Le texte de cette page a été corrigé et est conforme au fac-similé.
265
LE SOPHA

« Phéléas, sans lui répondre, lui saisit une main, et la baisa avec toute l’ardeur dont j’aurais été capable. Zéïnis le regardait languissamment ; elle soupirait, encore émue de ce songe qui lui avait peint son amant si pressant, et où elle avait été si faible : disposée encore plus à l’amour par les impressions qui lui en étaient restées, chaque fois que ses yeux se tournaient vers Phéléas, ils devenaient plus tendres, et reprenaient insensiblement un peu de cette volupté que mon amour y avait mise quelques moments auparavant.

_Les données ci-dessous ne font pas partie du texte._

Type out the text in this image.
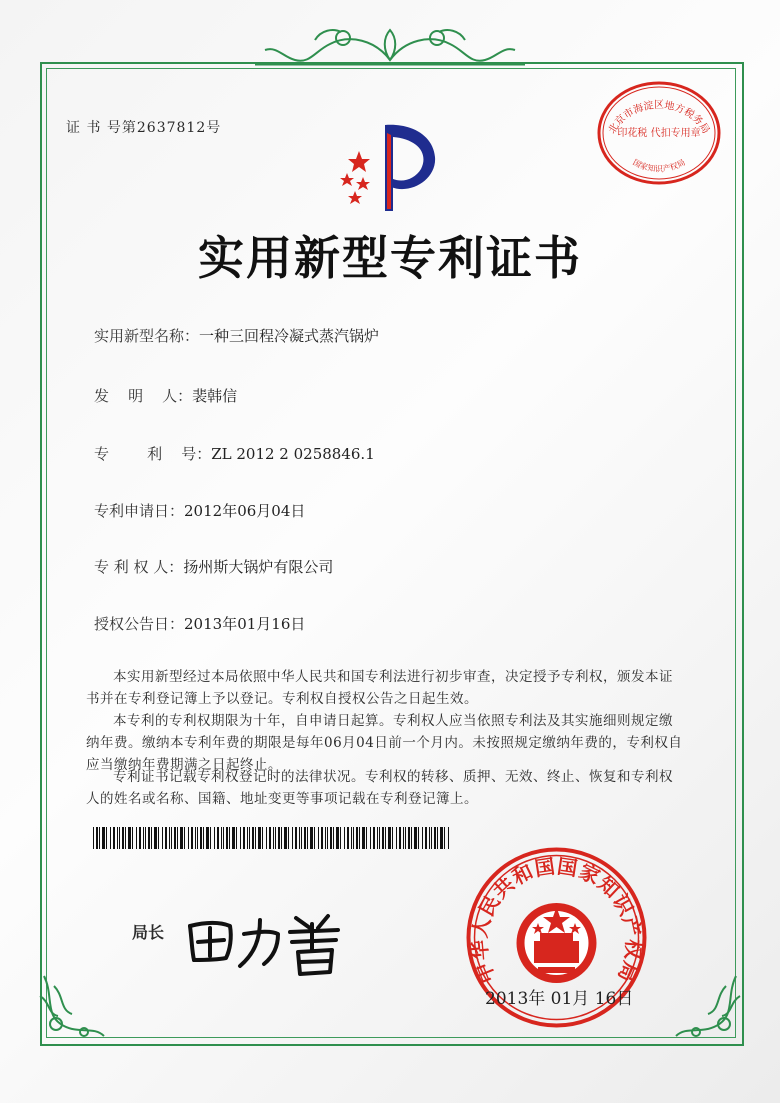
证 书 号第2637812号
实用新型专利证书
北京市海淀区地方税务局
印花税 代扣专用章
国家知识产权局
实用新型名称：一种三回程冷凝式蒸汽锅炉
发    明    人：裴韩信
专        利    号：ZL 2012 2 0258846.1
专利申请日：2012年06月04日
专 利 权 人：扬州斯大锅炉有限公司
授权公告日：2013年01月16日
本实用新型经过本局依照中华人民共和国专利法进行初步审查，决定授予专利权，颁发本证书并在专利登记簿上予以登记。专利权自授权公告之日起生效。
本专利的专利权期限为十年，自申请日起算。专利权人应当依照专利法及其实施细则规定缴纳年费。缴纳本专利年费的期限是每年06月04日前一个月内。未按照规定缴纳年费的，专利权自应当缴纳年费期满之日起终止。
专利证书记载专利权登记时的法律状况。专利权的转移、质押、无效、终止、恢复和专利权人的姓名或名称、国籍、地址变更等事项记载在专利登记簿上。
局长
中华人民共和国国家知识产权局
2013年 01月 16日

« Malgré le peu d’expérience de Phéléas, sa tendresse, qui le rendait attentif à tous les mouvements de Zéïnis, les lui laissait assez remarquer pour qu’il ne pût pas douter qu’elle le voyait avec plaisir. Zéïnis, d’ailleurs, simple et sans art, ne cachant à Phéléas que par pudeur l’état où sa présence la mettait, en croyant lui dérober beaucoup du trouble dont elle était agitée, le lui montrait tout entier. Phéléas n’en savait pas assez pour triompher d’une coquette dont la fausse vertu et les airs décents l’auraient effrayé, mais il n’était que trop dangereux pour Zéïnis qui, pressée par son amour, ignorait, même en craignant de céder, la façon dont elle aurait pu se défendre.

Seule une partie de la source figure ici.